Revised 2026

Sheet 001
Human Heart
A fist-sized muscular pump that drives pulmonary and systemic circulation. Its four chambers, four valves, and SA-node pacemaker keep blood moving every second of life.

Sheet 002
Human Brain
The most complex organ known — 86 billion neurons wired into cortex, cerebellum, and brainstem. It processes sensation, memory, language, and every voluntary act.

Sheet 003
Human Skeleton
The calcified scaffold that supports, protects, and levers the body. Axial and appendicular divisions, 360-plus joints, and bone marrow that makes new blood every day.

Sheet 004
Human Lungs
Two spongy lobed organs that oxygenate blood through 300 million alveoli. Their combined gas-exchange surface, spread flat, would cover half a tennis court.

Sheet 005
Human Eye
A living camera with an autofocus lens, variable aperture, and a curved retina wired directly to the visual cortex. 126 million photoreceptors sample the world 60+ times a second.

Sheet 006
Human Hand
The evolutionary marvel that made tool use possible. 27 bones and 34 muscles, all coordinated by the motor cortex, deliver both power grip and micrometer-level precision.

Sheet 007
DNA · Double Helix
A 2-metre coiled polymer inside every cell. Four letters — A, T, G, C — paired along a sugar-phosphate backbone encode the instructions for building and running a human.

Sheet 008
Digestive System
Nine metres of muscular tube plus liver, pancreas, and gallbladder. Mechanical and enzymatic digestion break food down; absorptive villi extract nutrients over hours.

Sheet 009
Nervous System
The body’s real-time signalling network.

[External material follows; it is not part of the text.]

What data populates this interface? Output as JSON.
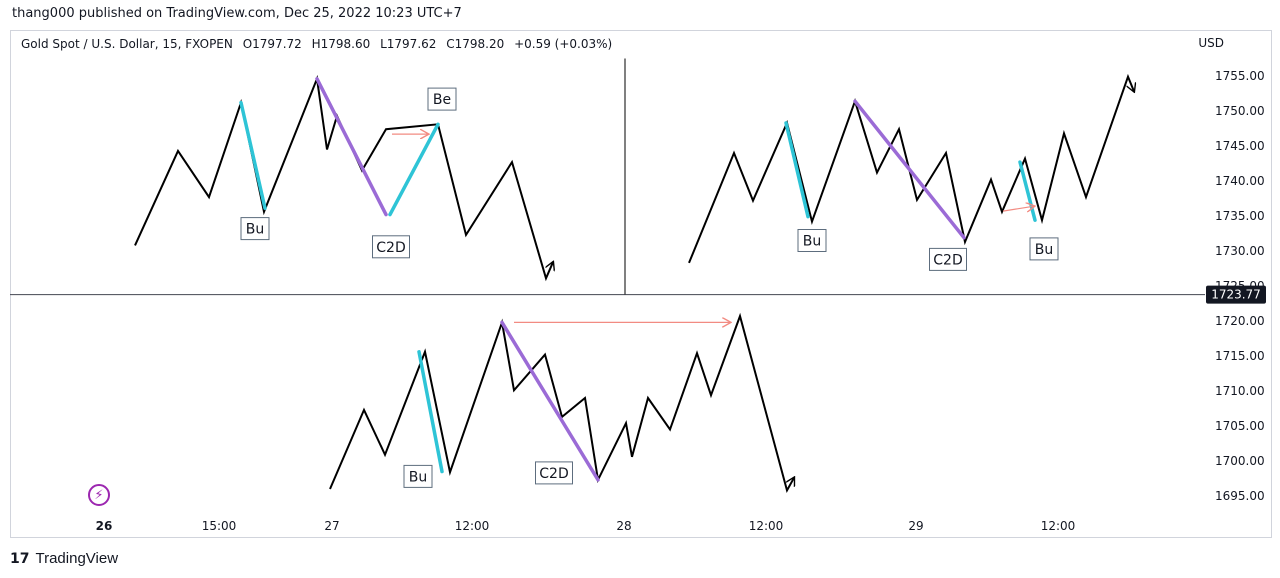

CNS (brain + spinal cord) and PNS (cranial, spinal, autonomic nerves) run together to sense, decide, and act — often in milliseconds.

Sheet 010
Human Kidney
Two bean-shaped filters that process the entire blood volume ~40 times a day. A million nephrons per kidney regulate water, electrolytes, blood pressure, and pH.

Sheet 011
Human Skin
The body’s largest organ and first line of defence. Three layers — epidermis, dermis, hypodermis — regulate temperature, block pathogens, and sense touch, pressure, and pain.